Winston Churchill, Abstract painting. Painted 2016 to 2017 by British artist, Gheorghe Virtosu, b. 1968. Oil painting, abstract art, 137 cm high by 129 cm wide. 54 X 51 inches. | winston churchill art, winston churchill wall art, sir winston churchill art, churchill winston painting, the winston churchill painting, winston churchill canvas |
While the organized chaos of the background – particularly disorientating while at the same time transfixing – denotes the turbulence of the time, our figure, or figures rather, is (or are) torn and bereft of unity, perhaps to articulate a war within the man. Because our figure looms so largely in this abstract painting and because our centralizing eye is directed between the two large discernible heads on a diagonal axis, a certain interiority is effected, in an exciting tension with external necessity and horror.

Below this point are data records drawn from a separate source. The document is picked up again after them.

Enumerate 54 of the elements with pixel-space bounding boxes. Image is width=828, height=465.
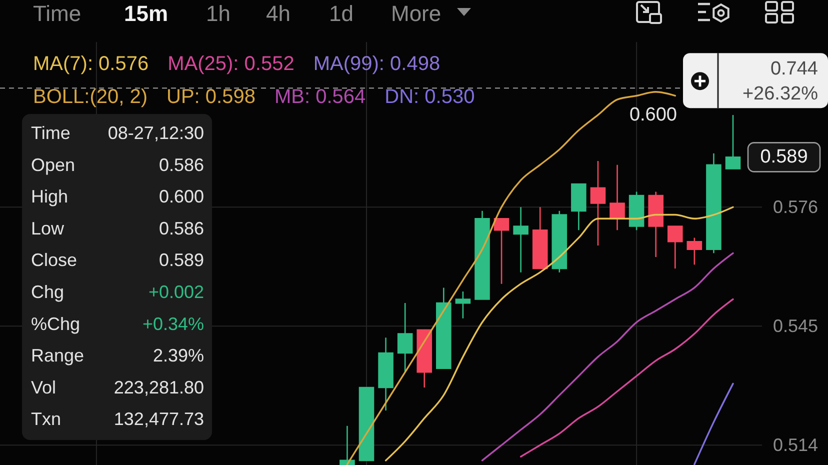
text: 15m [124, 1, 168, 26]
text: Range 2.39% [31, 346, 204, 366]
text: MB: 0.564 [274, 86, 366, 108]
candlestick [706, 152, 722, 254]
y-tick-label: 0.576 [772, 197, 818, 218]
legend-label: MA(99): 0.498 [313, 53, 440, 75]
text: Time 08-27,12:30 [31, 123, 204, 143]
annotation: 0.600 [158, 186, 204, 207]
text: Low 0.586 [31, 218, 204, 238]
text: Chg +0.002 [31, 282, 204, 302]
text: More [391, 1, 442, 26]
text: DN: 0.530 [384, 86, 475, 108]
line-series [520, 298, 734, 458]
candlestick [648, 191, 664, 258]
text: 0.589 [760, 146, 808, 168]
candlestick [667, 226, 683, 270]
text: MA(25): 0.552 [168, 53, 294, 75]
candlestick [397, 302, 413, 373]
candlestick [340, 425, 355, 465]
line-series [481, 252, 734, 462]
legend-title: BOLL:(20, 2) [33, 86, 148, 108]
text: Open 0.586 [31, 154, 204, 175]
candlestick [378, 336, 394, 412]
candlestick [416, 329, 432, 388]
candlestick [455, 290, 471, 320]
candlestick [436, 287, 452, 369]
text: %Chg +0.34% [31, 314, 204, 334]
text: 1d [329, 1, 354, 26]
candlestick [590, 160, 606, 246]
line-series [384, 206, 734, 462]
candlestick [686, 237, 702, 266]
candlestick [725, 114, 741, 170]
candlestick [610, 164, 625, 231]
annotation: 0.744 +26.32% [742, 58, 818, 105]
y-tick-label: 0.545 [772, 316, 818, 336]
candlestick [494, 218, 510, 285]
text: 4h [266, 1, 290, 26]
text: MA(7): 0.576 [33, 53, 149, 75]
text: 0.600 [629, 104, 677, 126]
candlestick [358, 386, 374, 462]
candlestick [474, 210, 490, 300]
candlestick [513, 206, 528, 273]
candlestick [532, 206, 548, 270]
candlestick [571, 183, 586, 231]
candlestick [552, 210, 568, 273]
text: High [31, 186, 68, 207]
annotation: 0.589 [158, 250, 204, 270]
text: Time [33, 1, 82, 26]
text: UP: 0.598 [166, 86, 256, 108]
y-tick-label: 0.514 [772, 435, 818, 456]
text: Vol 223,281.80 [31, 377, 204, 398]
text: Close [31, 250, 78, 270]
text: 1h [206, 1, 230, 26]
text: Txn 132,477.73 [31, 409, 204, 430]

This horror is indicated by, though not reducible to artist's appreciative nod to Picasso's Guernica: the stark and moving lightbulb.
At the center of the abstract painting image, at the intersection of the heads, is a dense area of black and red adumbrating perhaps many incipient or allusive faces. The black's pervasiveness here is a reminder of Churchill's own battle with depression to which he euphemistically referred as 'the black dog'. In the visual splitting of the man, Gheorghe Virtosu marks a divergence of the man and his historiographic myth, a myth that Churchill himself perpetuated in his writings. But also in this arresting / commanding / powerful abstract painting, there is a divergence within the man – between the fearless resilience of a war leader and the vulnerability of this - and even every human - which establishes a disconnect between the public and private realms, within the processes and myths of the formation of subjectivity and identity.

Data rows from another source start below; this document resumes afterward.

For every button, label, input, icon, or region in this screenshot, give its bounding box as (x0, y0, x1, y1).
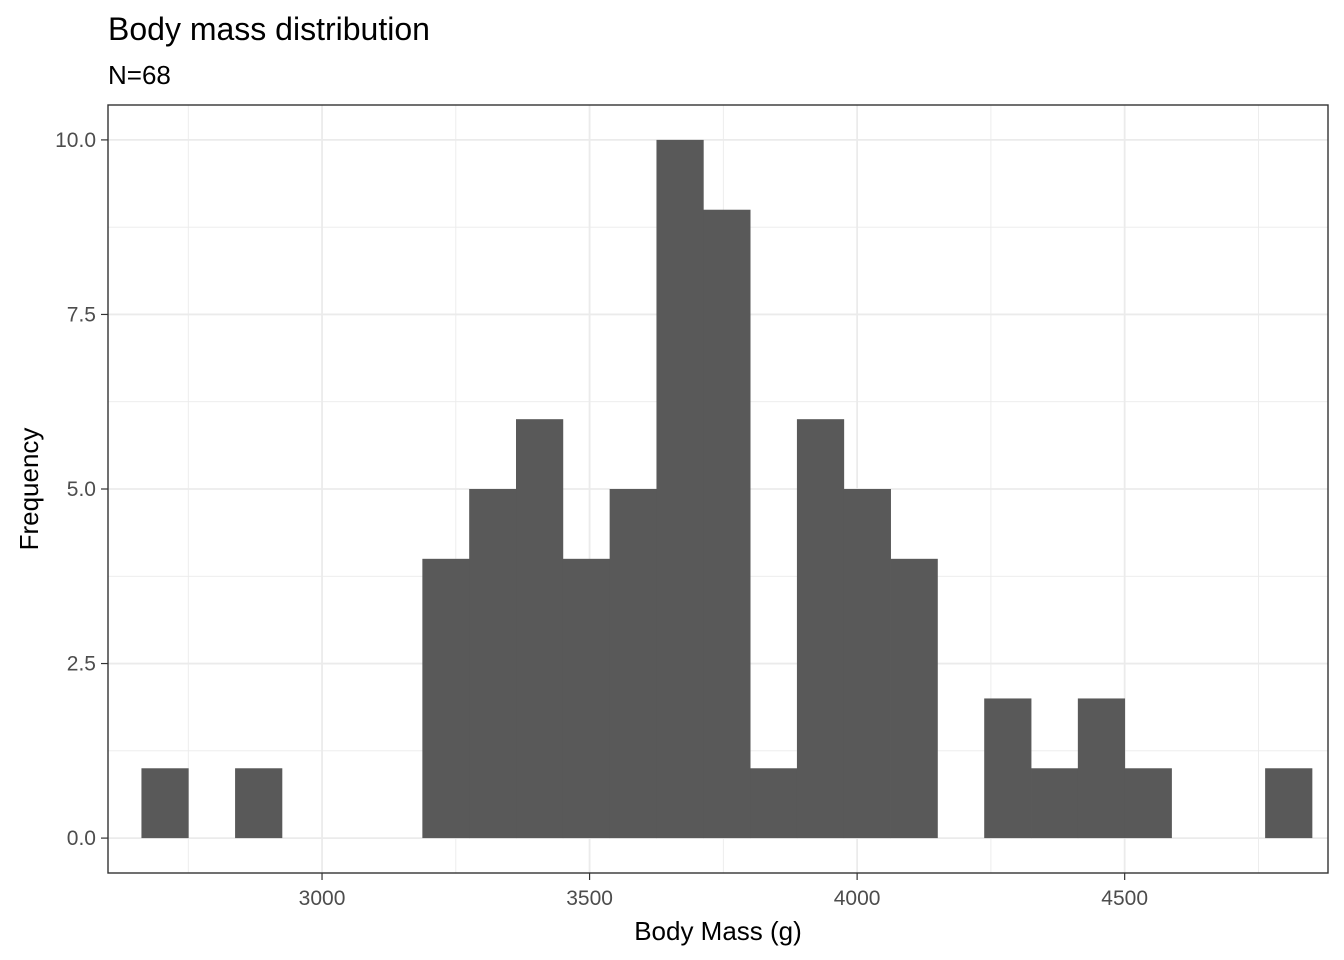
y-tick-label: 2.5 (67, 653, 96, 676)
histogram-bar (750, 768, 798, 839)
histogram-bar (469, 489, 517, 839)
y-axis-title: Frequency (14, 428, 44, 551)
chart-subtitle: N=68 (108, 60, 171, 90)
histogram-bar (1031, 768, 1079, 839)
x-tick-label: 4500 (1101, 887, 1148, 910)
histogram-bar (235, 768, 283, 839)
axis-ticks: 3000 3500 4000 4500 0.0 2.5 5.0 7.5 10.0 (55, 129, 1148, 910)
histogram-bar (984, 698, 1032, 839)
histogram-bar (1077, 698, 1126, 839)
histogram-bar (609, 489, 657, 839)
y-tick-label: 10.0 (55, 129, 96, 152)
histogram-bar (516, 419, 564, 839)
histogram-bar (1124, 768, 1172, 839)
x-tick-label: 3500 (566, 887, 613, 910)
x-tick-label: 3000 (299, 887, 346, 910)
y-tick-label: 0.0 (67, 827, 96, 850)
y-tick-label: 5.0 (67, 478, 96, 501)
histogram-bar (562, 558, 611, 839)
histogram-bar (656, 139, 704, 839)
histogram-bar (843, 489, 891, 839)
histogram-bar (703, 209, 751, 839)
chart-title: Body mass distribution (108, 11, 430, 47)
histogram-bar (141, 768, 189, 839)
histogram-bars (141, 139, 1313, 839)
histogram-bar (890, 558, 938, 839)
x-tick-label: 4000 (834, 887, 881, 910)
y-tick-label: 7.5 (67, 303, 96, 326)
histogram-bar (422, 558, 470, 839)
histogram-bar (796, 419, 845, 839)
histogram-bar (1265, 768, 1313, 839)
x-axis-title: Body Mass (g) (634, 916, 802, 946)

The oil painting canvas is pock-marked with eyes, especially in the lower head. This tallies with the mythopoeic idea of Churchill's strategic nous and perhaps also to the fact that at one stage, and actually on stage, the eyes of the world, or Europe at least, looked to this man as its proxy actor in the noble cause. The complexity of the man and of the myths surrounding him, necessarily dictate here an aesthetic of complexity. Thus, lines that sweep broadly and eddy minutely and colors that clash, yet are held by their borders in a tense measure of adherence, and suggest a monumentality that is a paean to the indomitability of the human spirit in adversity, be it private or political.